I should record I also don’t like Jacobson’s ‘intralingual translation’ much, though that is useful (particularly for a virtual monoglot: ‘O’ Level French: fail). ‘Versioning’ I’ve used before, but I prefer to use that of transformations of my own work (with the emphasis on ‘form’ as always). I use it above to describe what our vocal trio did to or with ‘Kybarti Nocturne’.
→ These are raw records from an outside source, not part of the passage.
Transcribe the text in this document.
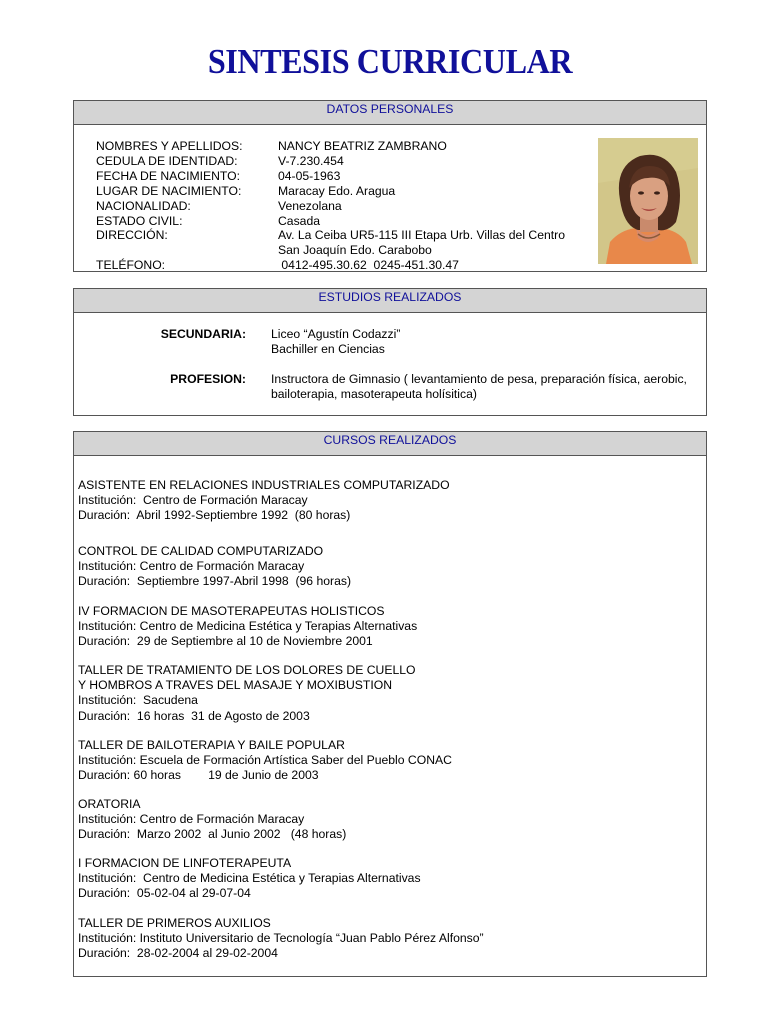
SINTESIS CURRICULAR
DATOS PERSONALES
NOMBRES Y APELLIDOS:
CEDULA DE IDENTIDAD:
FECHA DE NACIMIENTO:
LUGAR DE NACIMIENTO:
NACIONALIDAD:
ESTADO CIVIL:
DIRECCIÓN:
TELÉFONO:
NANCY BEATRIZ ZAMBRANO
V-7.230.454
04-05-1963
Maracay Edo. Aragua
Venezolana
Casada
Av. La Ceiba UR5-115 III Etapa Urb. Villas del Centro
San Joaquín Edo. Carabobo
0412-495.30.62  0245-451.30.47
ESTUDIOS REALIZADOS
SECUNDARIA: Liceo “Agustín Codazzi”
Bachiller en Ciencias
PROFESION: Instructora de Gimnasio ( levantamiento de pesa, preparación física, aerobic,
bailoterapia, masoterapeuta holísitica)
CURSOS REALIZADOS
ASISTENTE EN RELACIONES INDUSTRIALES COMPUTARIZADO
Institución:  Centro de Formación Maracay
Duración:  Abril 1992-Septiembre 1992  (80 horas)
CONTROL DE CALIDAD COMPUTARIZADO
Institución: Centro de Formación Maracay
Duración:  Septiembre 1997-Abril 1998  (96 horas)
IV FORMACION DE MASOTERAPEUTAS HOLISTICOS
Institución: Centro de Medicina Estética y Terapias Alternativas
Duración:  29 de Septiembre al 10 de Noviembre 2001
TALLER DE TRATAMIENTO DE LOS DOLORES DE CUELLO
Y HOMBROS A TRAVES DEL MASAJE Y MOXIBUSTION
Institución:  Sacudena
Duración:  16 horas  31 de Agosto de 2003
TALLER DE BAILOTERAPIA Y BAILE POPULAR
Institución: Escuela de Formación Artística Saber del Pueblo CONAC
Duración: 60 horas        19 de Junio de 2003
ORATORIA
Institución: Centro de Formación Maracay
Duración:  Marzo 2002  al Junio 2002   (48 horas)
I FORMACION DE LINFOTERAPEUTA
Institución:  Centro de Medicina Estética y Terapias Alternativas
Duración:  05-02-04 al 29-07-04
TALLER DE PRIMEROS AUXILIOS
Institución: Instituto Universitario de Tecnología “Juan Pablo Pérez Alfonso”
Duración:  28-02-2004 al 29-02-2004
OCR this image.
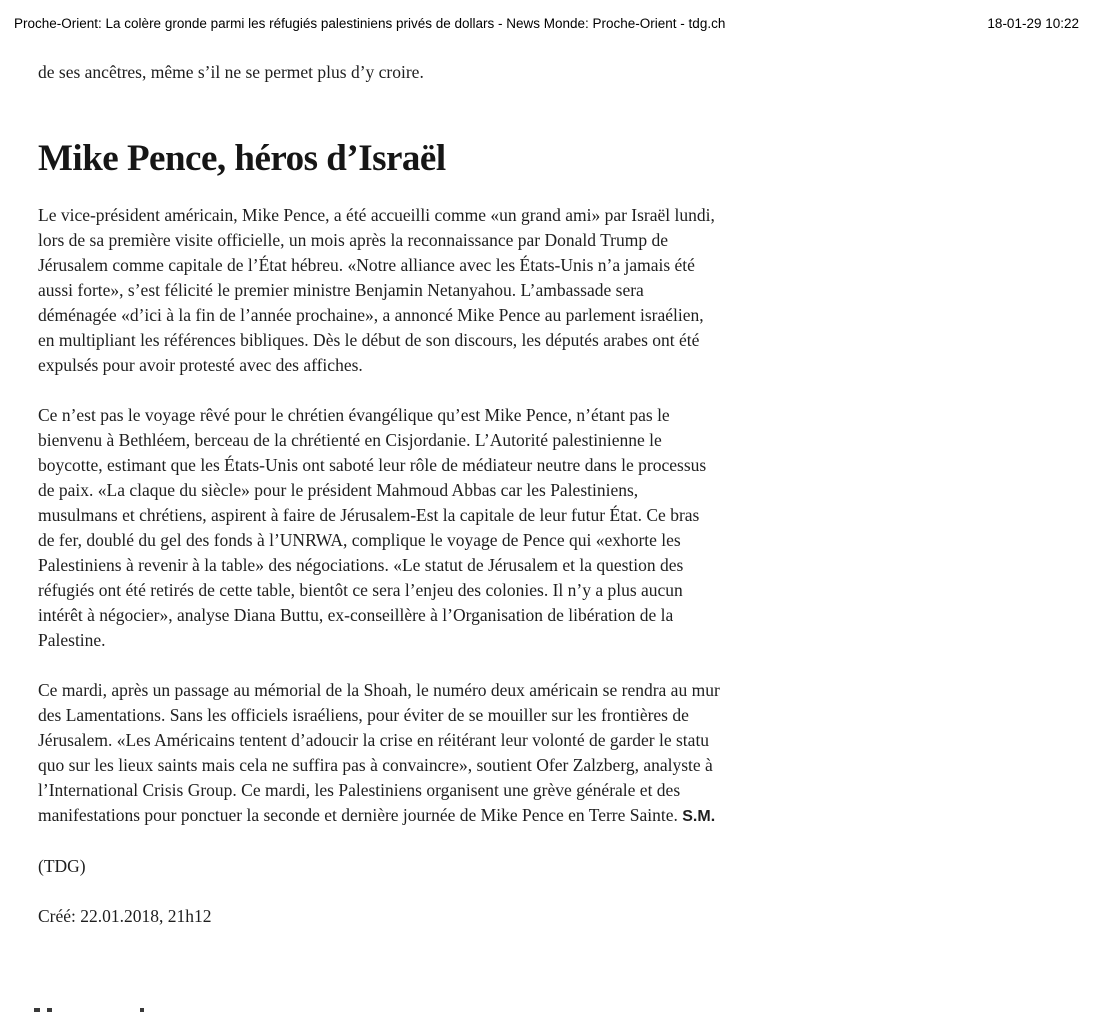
Proche-Orient: La colère gronde parmi les réfugiés palestiniens privés de dollars - News Monde: Proche-Orient - tdg.ch	18-01-29 10:22

de ses ancêtres, même s’il ne se permet plus d’y croire.

Mike Pence, héros d’Israël

Le vice-président américain, Mike Pence, a été accueilli comme «un grand ami» par Israël lundi, lors de sa première visite officielle, un mois après la reconnaissance par Donald Trump de Jérusalem comme capitale de l’État hébreu. «Notre alliance avec les États-Unis n’a jamais été aussi forte», s’est félicité le premier ministre Benjamin Netanyahou. L’ambassade sera déménagée «d’ici à la fin de l’année prochaine», a annoncé Mike Pence au parlement israélien, en multipliant les références bibliques. Dès le début de son discours, les députés arabes ont été expulsés pour avoir protesté avec des affiches.

Ce n’est pas le voyage rêvé pour le chrétien évangélique qu’est Mike Pence, n’étant pas le bienvenu à Bethléem, berceau de la chrétienté en Cisjordanie. L’Autorité palestinienne le boycotte, estimant que les États-Unis ont saboté leur rôle de médiateur neutre dans le processus de paix. «La claque du siècle» pour le président Mahmoud Abbas car les Palestiniens, musulmans et chrétiens, aspirent à faire de Jérusalem-Est la capitale de leur futur État. Ce bras de fer, doublé du gel des fonds à l’UNRWA, complique le voyage de Pence qui «exhorte les Palestiniens à revenir à la table» des négociations. «Le statut de Jérusalem et la question des réfugiés ont été retirés de cette table, bientôt ce sera l’enjeu des colonies. Il n’y a plus aucun intérêt à négocier», analyse Diana Buttu, ex-conseillère à l’Organisation de libération de la Palestine.

Ce mardi, après un passage au mémorial de la Shoah, le numéro deux américain se rendra au mur des Lamentations. Sans les officiels israéliens, pour éviter de se mouiller sur les frontières de Jérusalem. «Les Américains tentent d’adoucir la crise en réitérant leur volonté de garder le statu quo sur les lieux saints mais cela ne suffira pas à convaincre», soutient Ofer Zalzberg, analyste à l’International Crisis Group. Ce mardi, les Palestiniens organisent une grève générale et des manifestations pour ponctuer la seconde et dernière journée de Mike Pence en Terre Sainte. S.M.

(TDG)

Créé: 22.01.2018, 21h12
‘Transpositions’: I believe poetics is often finding what one already knows. I hit upon the term ‘transposition’ to discover that I’d already used it, well before I took it from Idea’s favourite philosopher Rosi Braidetti. She notes its use in music: ‘Transposition indicates variations and shifts of scale in a discontinuous but harmonious pattern … an in-between space of zigzagging and of crossing: nonlinear and chaotic, but in the productive sense of unfolding virtual spaces.’ (RB Reader: 226).

Or in genetics: ‘Transposition refers to processes of mutation, or the transferral of genetic information, that occur in a nonlinear manner … Transposable moves … dissociation of bonds’ etc. (p. 226)

More generally: ‘An intertextual, cross-boundary or transversal transfer of codes .. a leap …’ (p. 226)

Something like that will serve, I think. Poetics is not a blueprint but a thumbnail. Braidetti is interested in the process of transposition; so am I when I am writing the poems, possibly the reason for the rituals of composition with these ‘English Strain’ transpositions, which I have written about elsewhere, and which is entirely new to my writing behaviour, it strikes me now for the first time. Whereas the event-act of writing produces this thing, this transposition. It will serve, yes. The action is on the part of the author, but what is authored is produced from the active interaction with the creation of another, involving some acts of selection. The original text is indeed changed in the act-event of subsequent readings, which is why I like to see my ‘English Strain’ poems read against the originals. In ‘Petrarch 3’ that’s achieved by having 14 versions of one translation from Petrarch. Occasionally this fact may be demonstrated in presentations of other poems. Here’s one of the Earl of Surrey's poems with my transposition of it:

It lays bare the method(s) of ‘transposition’ used in this case, and again it’s not my job to itemise the techniques. I do not feel it fully adheres to the meaning I want to circumscribe as ‘collaboration’. I’m not particularly concerned if others disagree with me. For me, this is about the essay I’m writing, but it’s also about teasing out what I might write next, creatively.

In terms of what I will write next on this blog it is to return to my opening paragraph here and launch off into my own ‘literary collaborations’. I want to finally get round to defining lit. collab. as the co-creation of a literary work or works by two or more writers by whatever method.